A backwards compatible packet format will allow you to connect directly to IPv4.1 islands, without any configuration or choke point: the packets you place on the wire have the final extended structure, even if they appear as encapsulation to the legacy IPv4 hosts in the path.
It's as if any IPv6 host on the internet is guaranteed to have its own 6to4 gateway, and the encapsulation just happens to be the exact IPv6 packet / IPv4 compatible structure that you use to connect to any other non-gatewayed host.
Windows actually used to have 6to4 setup by default in the past.

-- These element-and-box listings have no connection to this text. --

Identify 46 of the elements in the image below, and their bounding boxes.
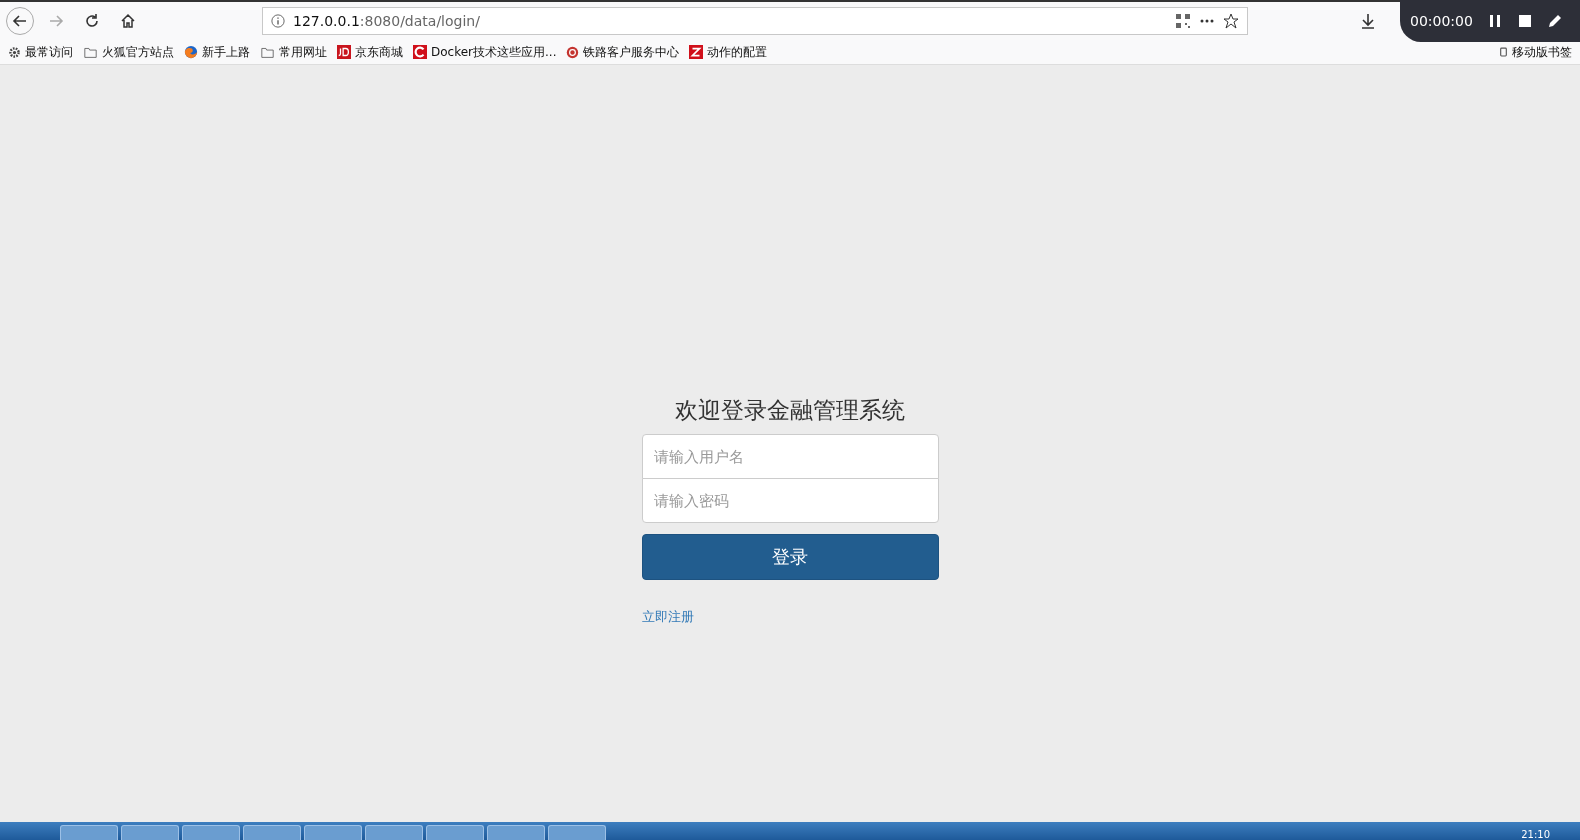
square-logo-icon (413, 45, 427, 59)
bookmark-link[interactable]: 常用网址 (260, 43, 327, 61)
register-link[interactable]: 立即注册 (641, 609, 694, 624)
circle-logo-icon (566, 45, 580, 59)
home-icon (120, 13, 136, 29)
arrow-left-icon (12, 13, 28, 29)
login-title: 欢迎登录金融管理系统 (675, 396, 905, 425)
bookmark-link[interactable]: Docker技术这些应用... (413, 43, 557, 61)
bookmark-link[interactable]: 火狐官方站点 (83, 43, 174, 61)
taskbar-button[interactable] (487, 825, 545, 840)
address-bar[interactable]: 127.0.0.1:8080/data/login/ (262, 7, 1248, 35)
reload-icon (84, 13, 100, 29)
bookmark-link[interactable]: 京东商城 (337, 43, 403, 61)
folder-icon (83, 45, 98, 59)
star-icon[interactable] (1223, 13, 1239, 29)
bookmark-link[interactable]: 铁路客户服务中心 (566, 43, 680, 61)
download-icon[interactable] (1360, 13, 1376, 29)
qr-code-icon (1175, 13, 1191, 29)
taskbar-button[interactable] (182, 825, 240, 840)
gear-icon (8, 45, 21, 59)
url-text: 127.0.0.1:8080/data/login/ (293, 13, 481, 29)
pencil-icon[interactable] (1546, 13, 1563, 29)
stop-icon[interactable] (1516, 13, 1533, 29)
taskbar-button[interactable] (304, 825, 362, 840)
info-icon (271, 14, 285, 28)
taskbar-button[interactable] (365, 825, 423, 840)
recording-time: 00:00:00 (1410, 13, 1473, 29)
password-field[interactable]: 请输入密码 (641, 478, 939, 523)
taskbar-clock: 21:10 (1521, 830, 1550, 840)
mobile-bookmarks-link[interactable]: 移动版书签 (1499, 43, 1572, 61)
taskbar-button[interactable] (121, 825, 179, 840)
taskbar-button[interactable] (243, 825, 301, 840)
username-field[interactable]: 请输入用户名 (641, 434, 939, 479)
square-logo-icon (689, 45, 704, 59)
arrow-right-icon (48, 13, 64, 29)
taskbar-button[interactable] (60, 825, 118, 840)
taskbar-button[interactable] (548, 825, 606, 840)
bookmark-link[interactable]: 最常访问 (8, 43, 73, 61)
login-button[interactable]: 登录 (641, 534, 939, 580)
taskbar-button[interactable] (426, 825, 484, 840)
folder-icon (260, 45, 275, 59)
square-logo-icon (337, 45, 351, 59)
bookmark-link[interactable]: 新手上路 (184, 43, 250, 61)
bookmark-link[interactable]: 动作的配置 (689, 43, 768, 61)
phone-icon (1499, 45, 1508, 59)
globe-icon (184, 45, 198, 59)
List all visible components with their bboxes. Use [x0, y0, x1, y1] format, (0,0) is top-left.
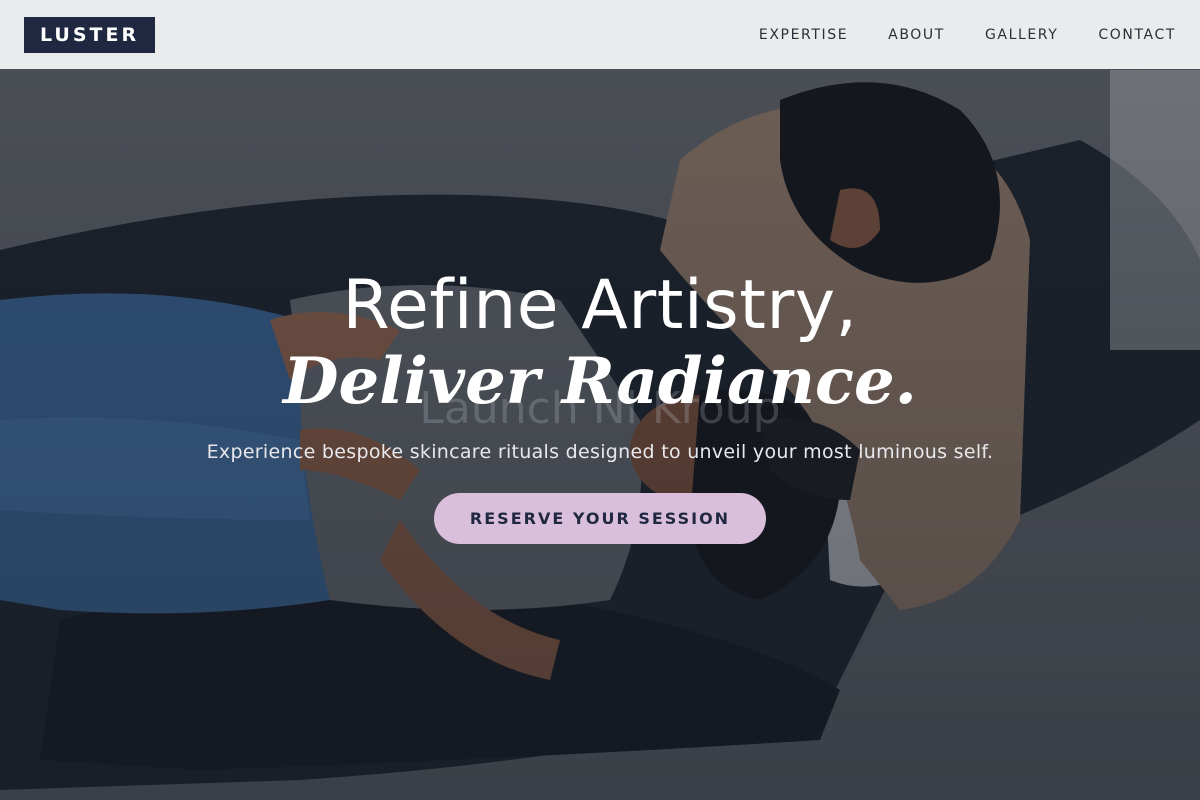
nav-item-gallery[interactable]: GALLERY	[985, 27, 1058, 43]
nav-item-about[interactable]: ABOUT	[888, 27, 945, 43]
nav-links: EXPERTISE ABOUT GALLERY CONTACT	[759, 27, 1176, 43]
hero-content: Launch Nl Kroup Refine Artistry, Deliver…	[0, 0, 1200, 800]
nav-item-expertise[interactable]: EXPERTISE	[759, 27, 848, 43]
hero-headline-line2: Deliver Radiance.	[283, 344, 917, 419]
brand-logo[interactable]: LUSTER	[24, 16, 156, 53]
hero-subheadline: Experience bespoke skincare rituals desi…	[206, 441, 994, 463]
top-navigation: LUSTER EXPERTISE ABOUT GALLERY CONTACT	[0, 0, 1200, 69]
nav-item-contact[interactable]: CONTACT	[1098, 27, 1176, 43]
hero-headline-line1: Refine Artistry,	[342, 266, 858, 345]
reserve-session-button[interactable]: RESERVE YOUR SESSION	[434, 493, 766, 544]
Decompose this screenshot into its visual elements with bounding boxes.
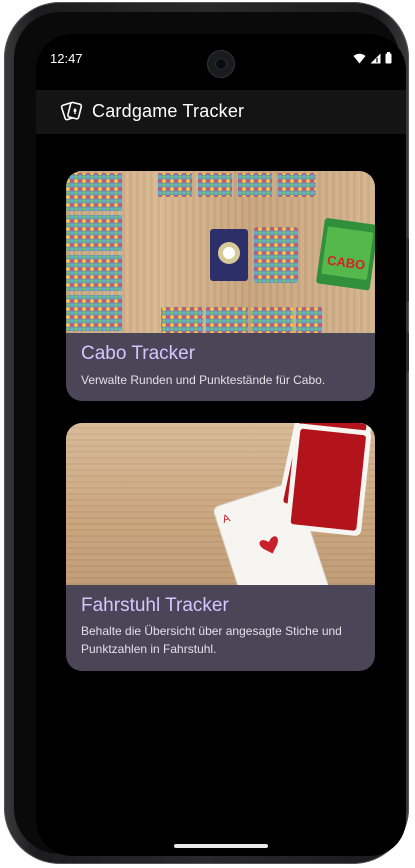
fahrstuhl-card-description: Behalte die Übersicht über angesagte Sti… [81, 624, 342, 656]
screen: 12:47 Cardgame Tracker CABO Cabo Tracker… [36, 34, 406, 856]
wifi-icon [353, 53, 366, 63]
home-indicator[interactable] [174, 844, 268, 848]
cabo-tracker-card[interactable]: CABO Cabo Tracker Verwalte Runden und Pu… [66, 171, 375, 401]
cabo-card-title: Cabo Tracker [81, 343, 196, 364]
app-bar: Cardgame Tracker [36, 90, 406, 134]
cabo-card-image: CABO [66, 171, 375, 333]
battery-icon [385, 52, 392, 64]
phone-frame: 12:47 Cardgame Tracker CABO Cabo Tracker… [4, 2, 409, 864]
front-camera [207, 50, 235, 78]
phone-bezel: 12:47 Cardgame Tracker CABO Cabo Tracker… [14, 12, 406, 856]
playing-cards-icon [60, 101, 83, 121]
status-icons [353, 52, 392, 64]
cabo-card-description: Verwalte Runden und Punktestände für Cab… [81, 373, 326, 387]
fahrstuhl-tracker-card[interactable]: A Fahrstuhl Tracker Behalte die Übersich… [66, 423, 375, 671]
cellular-signal-icon [370, 53, 381, 63]
fahrstuhl-card-image: A [66, 423, 375, 585]
fahrstuhl-card-title: Fahrstuhl Tracker [81, 595, 229, 616]
status-time: 12:47 [50, 51, 83, 66]
app-title: Cardgame Tracker [92, 101, 245, 121]
status-bar: 12:47 [36, 34, 406, 78]
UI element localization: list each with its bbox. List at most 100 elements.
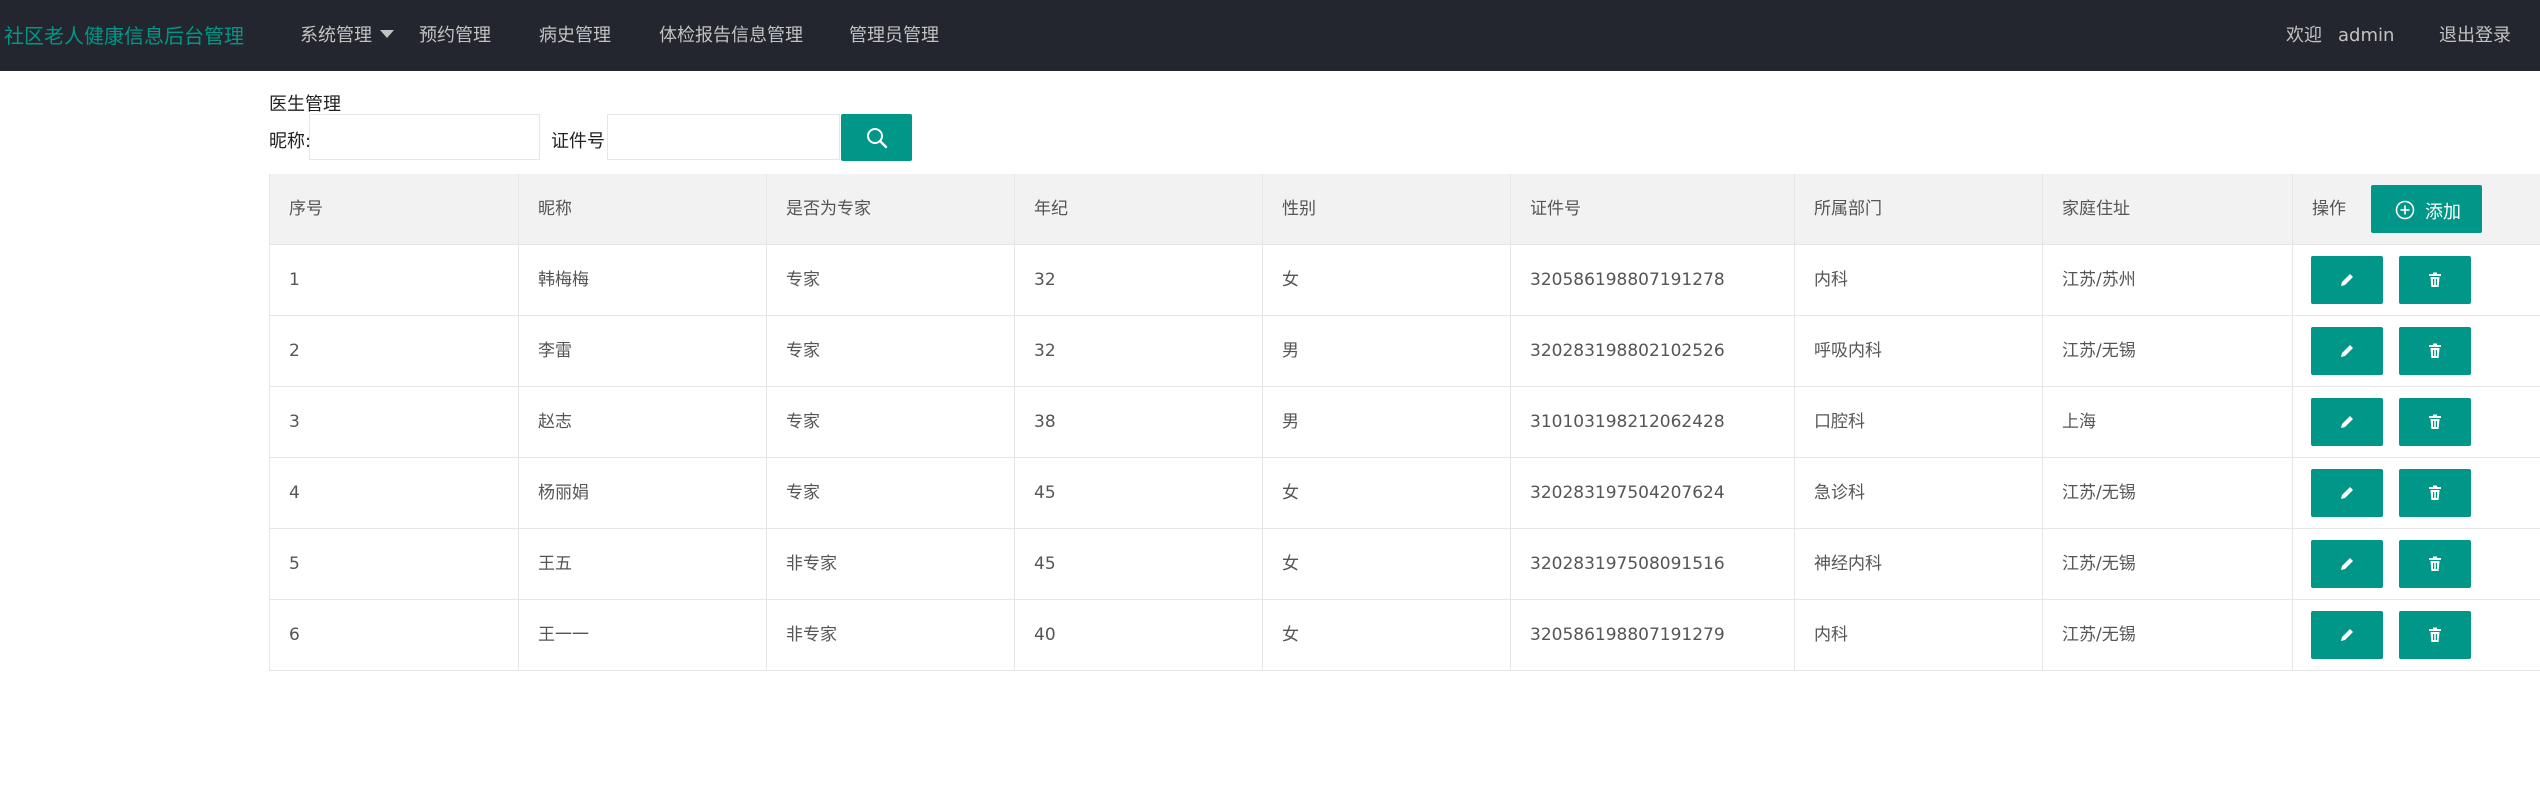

There is no need to manually configure anything since the 6to4 have a globally unique anycast address and the ipv6 space is just derived from the own IP address.
Of course NAT breaks that if used on some box behind the router (also would break your proposal I think?) and there were a few issues with 6to4 (random people running gateways? who deals with abuse?) that lead to the development of 6rd (and which was used by a few fairly large ISPs).